L’immédiateté est sombre pour les défenseurs de la légalisation. La possession simple reste passible de cinq ans de prison et d’une amende de 800 dollars, tandis que la culture expose à 1 900 dollars d’amende ou vingt ans de réclusion. Le trafic, lui, est passible de sanctions encore plus lourdes. Pourtant, le juge a laissé entrevoir une issue politique : le Parlement pourrait, à l’avenir, se saisir du sujet pour encadrer un usage thérapeutique ou industriel, comme le font désormais plusieurs pays africains, du Zimbabwe au Lesotho.
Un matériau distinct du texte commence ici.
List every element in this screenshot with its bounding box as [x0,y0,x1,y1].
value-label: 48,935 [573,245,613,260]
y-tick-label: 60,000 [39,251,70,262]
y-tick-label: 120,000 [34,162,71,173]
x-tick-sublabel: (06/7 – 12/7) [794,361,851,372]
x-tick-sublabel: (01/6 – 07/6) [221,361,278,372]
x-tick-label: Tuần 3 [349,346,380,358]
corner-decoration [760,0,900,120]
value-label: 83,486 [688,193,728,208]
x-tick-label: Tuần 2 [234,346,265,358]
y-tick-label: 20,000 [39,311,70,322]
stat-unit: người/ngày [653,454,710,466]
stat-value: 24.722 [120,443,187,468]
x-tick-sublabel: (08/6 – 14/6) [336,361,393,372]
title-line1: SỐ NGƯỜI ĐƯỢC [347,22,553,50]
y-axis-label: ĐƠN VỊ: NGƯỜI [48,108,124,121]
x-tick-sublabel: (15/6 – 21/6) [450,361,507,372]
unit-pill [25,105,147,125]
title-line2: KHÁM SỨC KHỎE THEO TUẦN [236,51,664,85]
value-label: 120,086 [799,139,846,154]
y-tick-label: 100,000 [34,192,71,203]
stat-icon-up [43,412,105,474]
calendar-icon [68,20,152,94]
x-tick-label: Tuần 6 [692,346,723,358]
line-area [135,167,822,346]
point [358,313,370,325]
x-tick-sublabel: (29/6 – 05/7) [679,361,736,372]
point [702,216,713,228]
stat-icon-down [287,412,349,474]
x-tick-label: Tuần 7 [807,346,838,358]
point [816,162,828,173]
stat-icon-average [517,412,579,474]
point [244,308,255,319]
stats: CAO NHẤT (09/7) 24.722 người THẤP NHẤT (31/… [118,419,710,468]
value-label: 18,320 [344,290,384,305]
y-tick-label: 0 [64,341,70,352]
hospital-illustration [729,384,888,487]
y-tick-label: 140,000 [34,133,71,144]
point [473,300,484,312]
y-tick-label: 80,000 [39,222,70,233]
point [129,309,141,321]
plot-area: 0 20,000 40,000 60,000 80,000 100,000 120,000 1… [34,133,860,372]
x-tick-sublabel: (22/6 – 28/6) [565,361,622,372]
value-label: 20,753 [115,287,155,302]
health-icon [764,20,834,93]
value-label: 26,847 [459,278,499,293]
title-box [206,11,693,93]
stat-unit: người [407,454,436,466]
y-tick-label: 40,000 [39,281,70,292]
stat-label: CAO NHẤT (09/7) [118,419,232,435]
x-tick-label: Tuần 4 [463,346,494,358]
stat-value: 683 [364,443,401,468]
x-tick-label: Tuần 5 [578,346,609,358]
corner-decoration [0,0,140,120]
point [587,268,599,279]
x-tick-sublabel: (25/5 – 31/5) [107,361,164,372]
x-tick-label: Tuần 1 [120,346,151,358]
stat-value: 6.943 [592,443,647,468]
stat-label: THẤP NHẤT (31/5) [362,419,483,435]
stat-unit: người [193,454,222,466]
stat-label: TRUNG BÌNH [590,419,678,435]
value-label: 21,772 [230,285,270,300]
Mais rien n’est moins sûr, dans un contexte électoral où tout assouplissement est perçu comme un risque sécuritaire.
Les partisans du cannabis, eux, ne désarment pas. Ils mettent en avant un argumentaire pragmatique : le Kenya perd chaque année des millions de dollars en manque à gagner fiscal, alors que la demande locale et régionale explose. Des experts agricoles rappellent que la filière pourrait créer des dizaines de milliers d’emplois dans les zones rurales, tout en détournant les petits producteurs des marchés illégaux. Mais ces arguments butent sur une réalité sociologique : dans l’opinion publique kényane, le cannabis reste majoritairement associé à la délinquance et à la déchéance, un frein culturel que la justice ne peut ignorer.
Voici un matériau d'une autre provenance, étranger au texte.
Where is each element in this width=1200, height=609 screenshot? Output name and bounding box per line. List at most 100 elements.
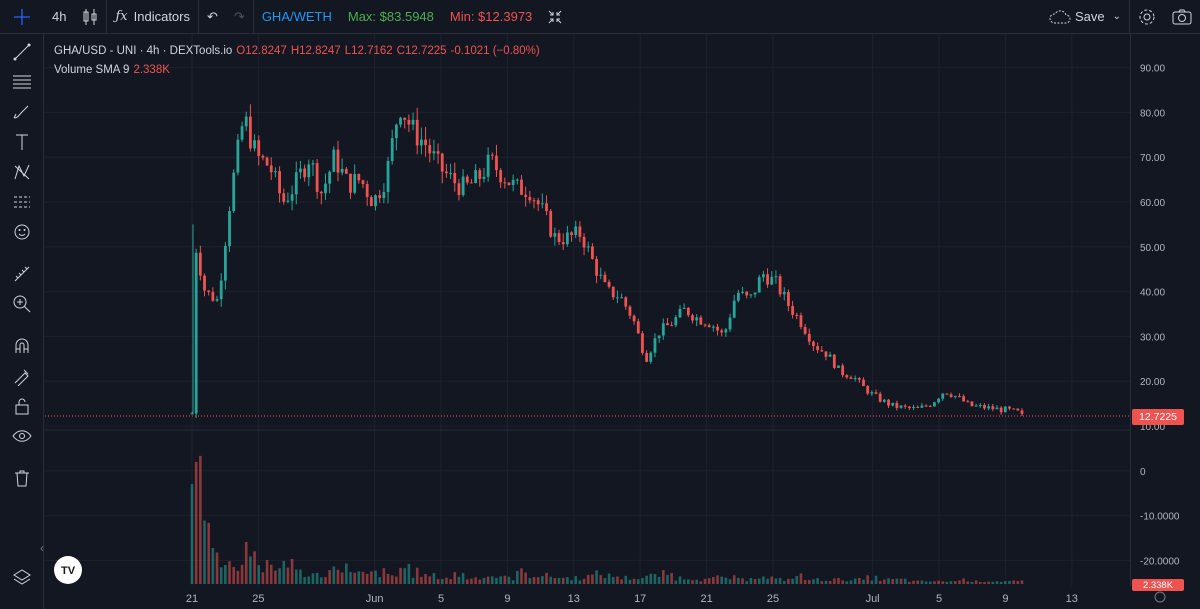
volume-bar xyxy=(849,580,853,584)
candle xyxy=(620,293,623,299)
y-tick-label: 50.00 xyxy=(1140,243,1165,254)
candle xyxy=(945,393,949,395)
pattern-tool[interactable] xyxy=(8,158,36,186)
candle xyxy=(324,173,327,201)
candle xyxy=(812,340,815,351)
volume-bar xyxy=(611,577,615,584)
x-tick-label: 21 xyxy=(700,593,712,605)
volume-bar xyxy=(641,578,644,584)
magnet-tool[interactable] xyxy=(8,332,36,360)
volume-bar xyxy=(891,579,895,584)
x-tick-label: 25 xyxy=(767,593,779,605)
candle xyxy=(770,271,774,286)
candles-icon xyxy=(83,8,97,25)
save-button[interactable]: Save ⌄ xyxy=(1041,0,1129,34)
collapse-left-icon[interactable]: ‹ xyxy=(40,541,44,555)
candle xyxy=(732,294,736,319)
zoom-tool[interactable] xyxy=(8,290,36,318)
candle xyxy=(787,289,790,312)
volume-bar xyxy=(662,570,665,584)
price-axis[interactable] xyxy=(1130,34,1200,586)
screenshot-button[interactable] xyxy=(1164,0,1200,34)
candle xyxy=(445,163,448,178)
text-tool[interactable] xyxy=(8,128,36,156)
crosshair-menu-button[interactable] xyxy=(0,0,44,34)
x-tick-label: Jun xyxy=(366,593,384,605)
candle xyxy=(361,179,365,189)
volume-bar xyxy=(695,579,698,584)
volume-bar xyxy=(791,578,794,584)
settings-button[interactable] xyxy=(1129,0,1164,34)
volume-bar xyxy=(474,577,477,584)
top-toolbar: 4h ƒx Indicators ↶ ↷ GHA/WETH Max: $83.5… xyxy=(0,0,1200,34)
volume-bar xyxy=(482,577,486,584)
volume-bar xyxy=(495,577,498,584)
emoji-tool[interactable] xyxy=(8,218,36,246)
candle xyxy=(198,245,202,281)
hide-tool[interactable] xyxy=(8,422,36,450)
volume-bar xyxy=(837,578,840,584)
candle xyxy=(499,168,503,189)
lock-tool[interactable] xyxy=(8,392,36,420)
volume-bar xyxy=(486,576,490,584)
redo-button[interactable]: ↷ xyxy=(226,0,253,34)
volume-bar xyxy=(1020,580,1024,584)
candle xyxy=(782,287,786,301)
fullscreen-button[interactable] xyxy=(540,0,570,34)
volume-bar xyxy=(828,581,832,584)
candle xyxy=(611,286,615,300)
max-price: Max: $83.5948 xyxy=(340,0,442,34)
volume-bar xyxy=(224,565,227,584)
volume-bar xyxy=(795,575,799,584)
chart-grid xyxy=(45,34,1130,586)
volume-bar xyxy=(461,572,465,584)
ruler-tool[interactable] xyxy=(8,260,36,288)
volume-bar xyxy=(591,574,594,584)
pair-button[interactable]: GHA/WETH xyxy=(252,0,340,34)
volume-bar xyxy=(203,520,206,584)
candle xyxy=(232,169,236,214)
volume-bar xyxy=(290,558,294,584)
trash-icon xyxy=(15,470,29,487)
volume-bar xyxy=(770,576,774,584)
candle xyxy=(453,162,457,192)
volume-bar xyxy=(824,580,828,584)
chart-type-button[interactable] xyxy=(74,0,106,34)
undo-button[interactable]: ↶ xyxy=(198,0,226,34)
candle xyxy=(357,173,361,184)
prediction-tool[interactable] xyxy=(8,188,36,216)
interval-button[interactable]: 4h xyxy=(44,0,74,34)
candle xyxy=(574,220,578,239)
candle xyxy=(1008,405,1011,411)
lock-drawing-tool[interactable] xyxy=(8,362,36,390)
object-tree-button[interactable] xyxy=(8,564,36,592)
candle xyxy=(507,182,511,186)
volume-bar xyxy=(465,579,469,584)
trendline-tool[interactable] xyxy=(8,38,36,66)
candle xyxy=(528,190,532,204)
candle xyxy=(962,394,966,402)
volume-bar xyxy=(841,580,844,584)
candle xyxy=(219,273,223,307)
remove-tool[interactable] xyxy=(8,464,36,492)
candle xyxy=(428,138,432,163)
volume-bar xyxy=(974,580,978,584)
x-tick-label: 21 xyxy=(186,593,198,605)
candle xyxy=(211,287,215,302)
candle xyxy=(223,241,227,290)
brush-tool[interactable] xyxy=(8,98,36,126)
candle xyxy=(190,411,194,415)
indicators-button[interactable]: ƒx Indicators xyxy=(106,0,198,34)
candle xyxy=(495,144,498,177)
volume-bar xyxy=(878,580,882,584)
volume-bar xyxy=(674,580,678,584)
candle xyxy=(970,401,974,407)
volume-bar xyxy=(732,575,736,584)
fib-tool[interactable] xyxy=(8,68,36,96)
candle xyxy=(724,327,728,337)
axis-settings-button[interactable] xyxy=(1154,591,1166,603)
volume-bar xyxy=(349,572,352,584)
candle xyxy=(695,314,699,327)
x-tick-label: 13 xyxy=(568,593,580,605)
Du côté des rastafariens, la déception est vive. Leur avocat a d’ores et déjà annoncé qu’il étudiait la possibilité d’un recours devant la Cour d’appel, estimant que le jugement méconnaît les traités internationaux sur la liberté religieuse. Mais, en l’état, la décision de la Haute Cour envoie un signal clair : au Kenya, la loi pénale prime sur les croyances. Ce verdict, bien que circonscrit au cas d’espèce, risque de faire jurisprudence et de refroidir d’autres minorités religieuses qui espéraient une interprétation plus souple de la Constitution. Le débat, lui, est loin d’être clos, mais il quitte désormais les prétoires pour la rue et les salons du Parlement.